Hands stretch toward a steel beam cross as the Rev. Brian Jordan, center, applies holy water during its rededication at the World Trade Center site in New York, Oct. 3, 2002. (Bebeto Matthews/AP)

A steel beam cross that arose from the wreckage of the World Trade Center in New York after the Sept. 11, 2001, attacks was “a symbol of hope for many working on rescue and recovery there. ... The 2-ton, 20-foot-high T-beam has now become a religious relic,” the Associated Press reported earlier this week.

It’s also the center of a controversy that brings to mind the fierce debate over the Ground Zero mosque last year.

An atheist advocacy organization filed suit today in New York state court to protest the cross, while Christian groups want it to say. Here’s why both sides think they’re right.

The American Atheists:

The group claims the cross violates the Constitution’s Establishment Clause by improperly promoting a particular religion on government land. The suit contends that atheists are “being subjected to and injured in consequence of having a religious tradition not their own imposed upon them.”

Dan Blair, the communications director for American Atheists, told the Wall Street Journal’s Law Blog “we can appreciate people’s emotional attachment to this [memorial], but that shouldn’t override the Constitution.”

Read the full complaint.

Christian groups

The American Center for Law and Justice, a Christian legal advocacy group, has criticized the suit, saying it will back the placement of the cross at Ground Zero.

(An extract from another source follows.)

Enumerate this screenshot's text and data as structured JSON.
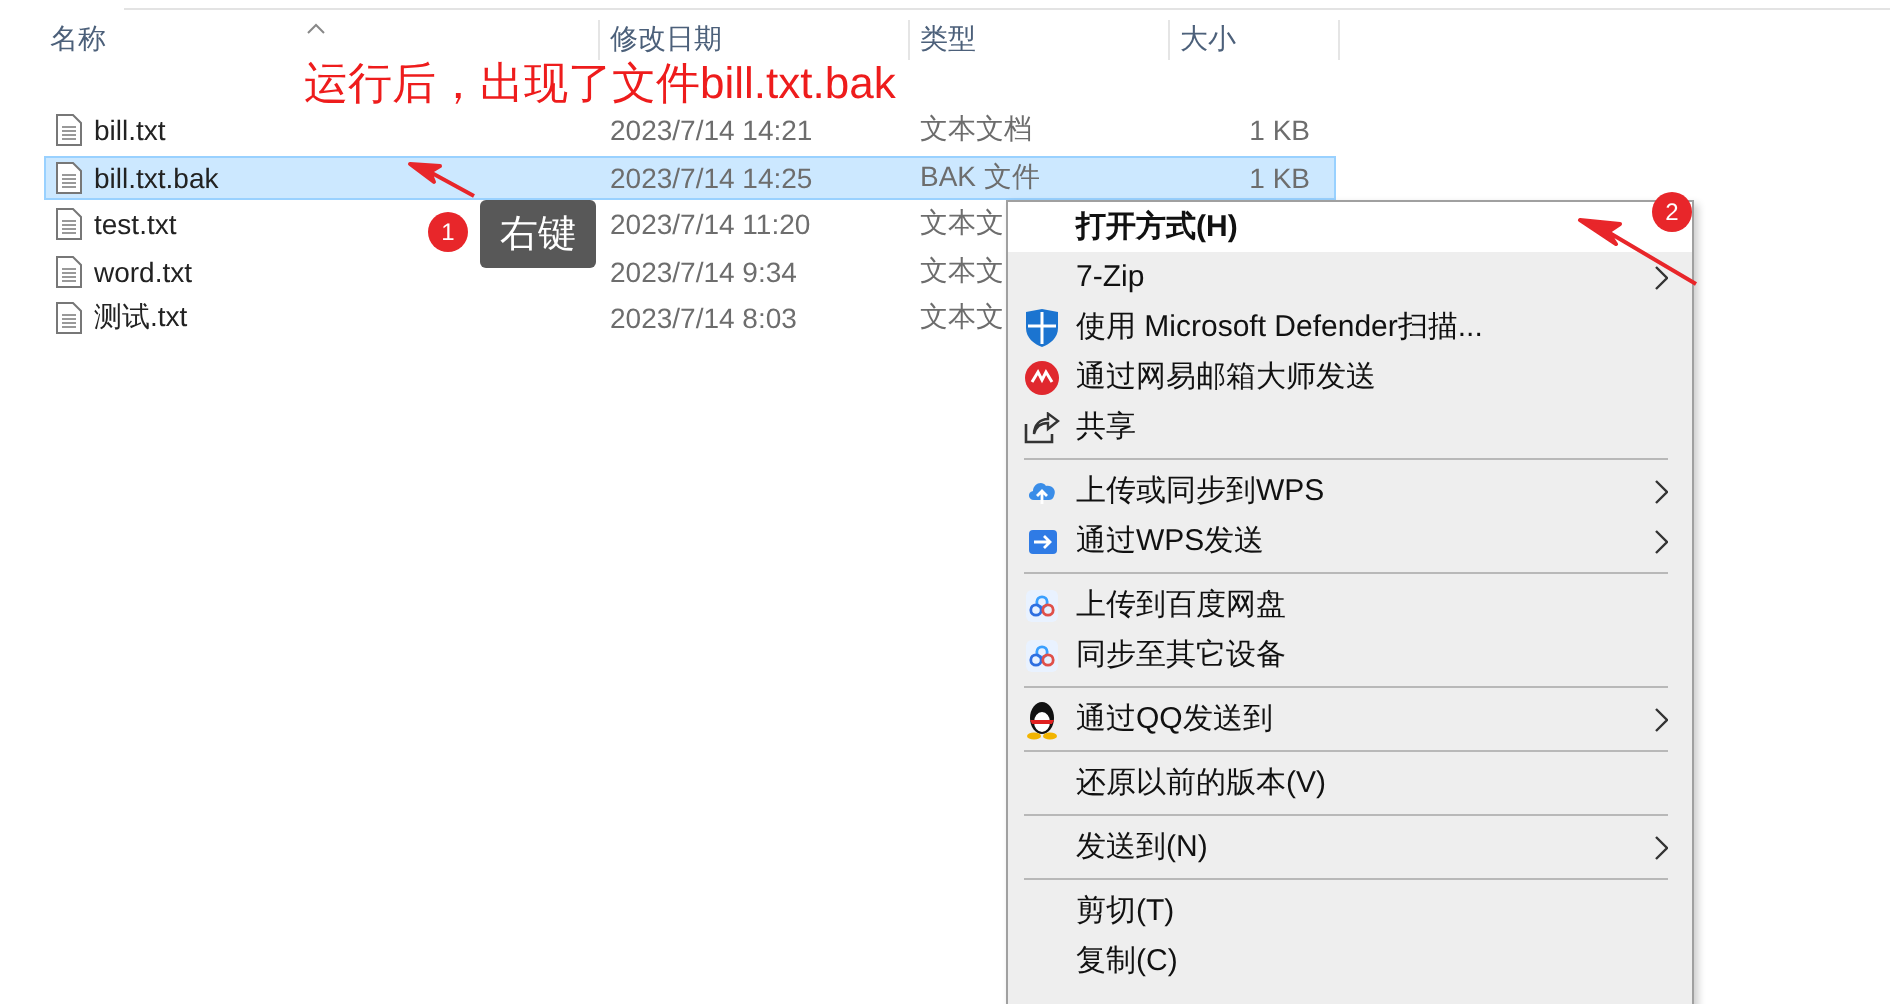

“This is another pathetic attempt to rewrite the Constitution and rewrite history by removing a symbol that has deep meaning and serves as a powerful remembrance to that fateful attack nearly 10 years ago,” Jay Sekulow, chief counsel of the ACLJ told the Law Blog.

The Rev. Brian Jordan, the Roman Catholic priest who led the effort to preserve the cross, says that he celebrated Mass under the cross for weeks and that members of many different religions took part.

Jordan, some of his family members, union workers, police and firefighters have together collected more than 50,000 signatures on petitions to keep the cross as part of the permanent memorial.